Art, cake and protocols

After cake was dirty on a Mona Lisa during a Louvre Museum, Paris, we spoke to city gallerists and curators on precautionary measures they take to strengthen artworks from damage

Art, cake and protocols

Representative Image

Tasneem Zakaria Mehta, director, Dr Bhau Daji Lad Museum

Since a Museum Trust was shaped in 2003, it has been in assign of a museum collection. We have not had any incidents. The museum has a custom in place for a reserve of a objects. Water and succulent equipment are not authorised inside; instead, we yield filtered, celebration H2O stations nearby a Museum Café. This is a reserve magnitude we take right during a commencement when visitors enter. Secondly, all objects are in thick and stout wooden cases and structures that strengthen them. Hypothetically, if any repairs to museum objects were to occur, a gallery staff will warning a curatorial staff, who will check a repairs with conservators. The objects will be taken off display, subjected to consummate checks, and a minute support news will be made. Finally, a objects will be remade and easy before being put on arrangement again. Moreover, we have difficult daily confidence protocols in place. Every day before a museum opens and after it shuts, we do a consummate check to count and check all a displayed objects, a showcases, a windows and so on. And each Wednesday, we take a few objects for cleaning. There is a unchanging watch on all displays.

Hena Kapadia, founder, Tarq

The occurrence in Paris was an act of criticism and we’ve never faced that during a gallery, though we do have simple policies in place to safeguard that art is safeguarded. We pronounce to viewers as they enter, generally if it’s an interactive vaunt where people are meant to reason a design or if a pieces are really delicate. Additionally, people with vast backpacks can keep it during a accepting before they travel around. In transporting a artwork, we safeguard all wrapping is waterproof, and artworks are stable within crates. We have veteran packers and shifters, and a lerned group of art-handlers onboard.
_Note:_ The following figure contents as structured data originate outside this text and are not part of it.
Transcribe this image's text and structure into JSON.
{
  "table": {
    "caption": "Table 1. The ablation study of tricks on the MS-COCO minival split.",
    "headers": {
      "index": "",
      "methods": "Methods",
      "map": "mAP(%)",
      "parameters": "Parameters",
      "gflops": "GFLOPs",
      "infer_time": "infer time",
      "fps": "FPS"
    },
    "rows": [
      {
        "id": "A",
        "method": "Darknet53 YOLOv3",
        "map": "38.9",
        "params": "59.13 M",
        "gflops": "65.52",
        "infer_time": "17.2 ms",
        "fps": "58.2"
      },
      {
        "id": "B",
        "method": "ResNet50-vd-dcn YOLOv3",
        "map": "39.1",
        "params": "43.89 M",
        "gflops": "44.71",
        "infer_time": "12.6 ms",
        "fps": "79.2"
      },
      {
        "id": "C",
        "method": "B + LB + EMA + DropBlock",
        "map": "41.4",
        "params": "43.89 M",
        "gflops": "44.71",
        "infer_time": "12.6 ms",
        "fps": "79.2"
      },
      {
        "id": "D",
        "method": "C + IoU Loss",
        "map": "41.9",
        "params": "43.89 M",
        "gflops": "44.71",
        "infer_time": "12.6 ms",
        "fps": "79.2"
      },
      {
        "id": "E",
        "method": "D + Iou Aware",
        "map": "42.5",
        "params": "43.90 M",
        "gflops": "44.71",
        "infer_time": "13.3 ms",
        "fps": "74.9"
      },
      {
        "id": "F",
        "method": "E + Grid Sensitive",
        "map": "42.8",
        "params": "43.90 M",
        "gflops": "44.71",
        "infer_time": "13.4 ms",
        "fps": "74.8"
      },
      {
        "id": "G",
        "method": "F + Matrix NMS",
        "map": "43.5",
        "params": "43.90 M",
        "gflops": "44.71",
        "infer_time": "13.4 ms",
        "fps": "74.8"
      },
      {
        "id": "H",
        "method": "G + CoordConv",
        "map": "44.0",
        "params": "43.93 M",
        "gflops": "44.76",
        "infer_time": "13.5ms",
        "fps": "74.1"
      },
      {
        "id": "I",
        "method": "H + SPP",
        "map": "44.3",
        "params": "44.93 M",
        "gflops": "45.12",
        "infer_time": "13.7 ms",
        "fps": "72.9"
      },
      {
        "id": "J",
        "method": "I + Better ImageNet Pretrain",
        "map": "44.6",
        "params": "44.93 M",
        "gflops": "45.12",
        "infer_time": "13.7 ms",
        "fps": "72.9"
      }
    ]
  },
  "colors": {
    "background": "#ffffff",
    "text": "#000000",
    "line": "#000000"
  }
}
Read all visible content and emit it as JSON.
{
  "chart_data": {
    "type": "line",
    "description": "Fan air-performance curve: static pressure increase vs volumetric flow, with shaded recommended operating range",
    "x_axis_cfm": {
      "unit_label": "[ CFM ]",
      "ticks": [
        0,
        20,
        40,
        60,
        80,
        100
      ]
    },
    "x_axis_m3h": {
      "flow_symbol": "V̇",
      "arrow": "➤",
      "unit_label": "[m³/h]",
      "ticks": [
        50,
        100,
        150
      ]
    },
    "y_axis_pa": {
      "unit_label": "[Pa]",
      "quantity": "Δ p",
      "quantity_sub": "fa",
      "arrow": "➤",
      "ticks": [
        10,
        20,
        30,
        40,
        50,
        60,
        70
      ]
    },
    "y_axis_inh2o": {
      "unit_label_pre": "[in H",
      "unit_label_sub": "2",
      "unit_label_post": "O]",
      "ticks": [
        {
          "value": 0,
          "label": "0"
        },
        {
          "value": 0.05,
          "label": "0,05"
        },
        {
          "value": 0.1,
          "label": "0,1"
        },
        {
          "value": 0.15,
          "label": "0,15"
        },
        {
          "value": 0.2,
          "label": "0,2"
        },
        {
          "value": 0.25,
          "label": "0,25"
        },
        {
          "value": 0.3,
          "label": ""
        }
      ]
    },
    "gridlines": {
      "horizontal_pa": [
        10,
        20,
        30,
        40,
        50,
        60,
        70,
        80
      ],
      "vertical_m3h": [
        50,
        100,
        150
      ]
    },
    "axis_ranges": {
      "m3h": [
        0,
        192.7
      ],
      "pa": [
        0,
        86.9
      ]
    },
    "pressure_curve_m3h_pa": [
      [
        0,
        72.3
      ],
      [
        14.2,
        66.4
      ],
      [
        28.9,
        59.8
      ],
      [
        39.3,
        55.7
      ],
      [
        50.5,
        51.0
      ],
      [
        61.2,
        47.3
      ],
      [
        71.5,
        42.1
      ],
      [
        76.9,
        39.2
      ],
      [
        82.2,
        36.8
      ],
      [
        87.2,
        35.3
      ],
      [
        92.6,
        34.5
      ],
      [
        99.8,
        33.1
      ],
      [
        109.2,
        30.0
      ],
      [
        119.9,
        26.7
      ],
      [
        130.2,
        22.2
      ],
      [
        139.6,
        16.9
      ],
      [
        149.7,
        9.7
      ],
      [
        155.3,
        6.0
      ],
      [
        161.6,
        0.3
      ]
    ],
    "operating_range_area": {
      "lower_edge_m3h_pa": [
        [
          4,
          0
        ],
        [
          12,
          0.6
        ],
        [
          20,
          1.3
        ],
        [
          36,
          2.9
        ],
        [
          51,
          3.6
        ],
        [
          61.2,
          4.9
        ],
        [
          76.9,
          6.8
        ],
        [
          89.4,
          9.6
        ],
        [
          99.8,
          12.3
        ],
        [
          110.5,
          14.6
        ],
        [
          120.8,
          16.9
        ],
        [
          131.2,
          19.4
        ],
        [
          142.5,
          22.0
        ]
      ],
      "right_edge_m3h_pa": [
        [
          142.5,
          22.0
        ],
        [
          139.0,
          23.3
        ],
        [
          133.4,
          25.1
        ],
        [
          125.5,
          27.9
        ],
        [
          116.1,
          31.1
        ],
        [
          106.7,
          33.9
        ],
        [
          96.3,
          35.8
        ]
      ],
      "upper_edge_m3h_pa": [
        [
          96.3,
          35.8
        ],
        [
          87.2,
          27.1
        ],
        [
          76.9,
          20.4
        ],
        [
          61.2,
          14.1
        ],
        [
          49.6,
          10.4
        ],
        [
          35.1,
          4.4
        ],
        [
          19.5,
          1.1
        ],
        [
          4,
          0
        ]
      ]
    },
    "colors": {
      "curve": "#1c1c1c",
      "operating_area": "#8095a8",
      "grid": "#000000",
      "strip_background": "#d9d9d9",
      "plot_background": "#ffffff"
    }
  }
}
Dr Arshiya Lokhandwala, curator, art historian and gallerist, Lakeeren Gallery

While unresolved works in a gallery, one has to be prepared for anything unsafe — pieces removing stolen or vandalised are possibilities. The Mona Lisa has a protecting potion covering, that is a approach of being prepared and holding precautions. Additionally, one can have  attendants to safeguard that viewers don’t reason a work, say distance, and children are supervised.

Dadiba Pundole, owner, Pundole Art Gallery

One can take all a precautions that are probable though even over that, accidents can happen. Besides surveillance, we can have earthy monitoring to some extent. Everyone knows there’s a protecting potion around a Mona Lisa, so a act was directed during sketch attention. What can we do to predict and forestall something like that?

Atyaan Jungalwala, co-founder, Chemould/Shift

We put down masking fasten on a building so people are wakeful that they can't go over a boundary, a artworks are insured and framed in museum glass, and ‘do not reason signs are placed nearby a display, generally if they are frail and bother oddity in a approach that  people wish to reason it.

Sanjana Shah, gallerist and curator, Tao Art Gallery

The custom depends on a muster we’re showcasing. If it’s an muster of a comparison artist or a master, we reason invite-only private previews so each spectator is accounted for. For open viewing, staff is positioned around a gallery to monitor. Moreover, paintings are framed with glass, and a block is placed around sculptures. But if anything does get damaged, there are ways to revive a work to an extent; this is a final resort. And finally, all a artworks in a gallery’s collection and the master collections are insured.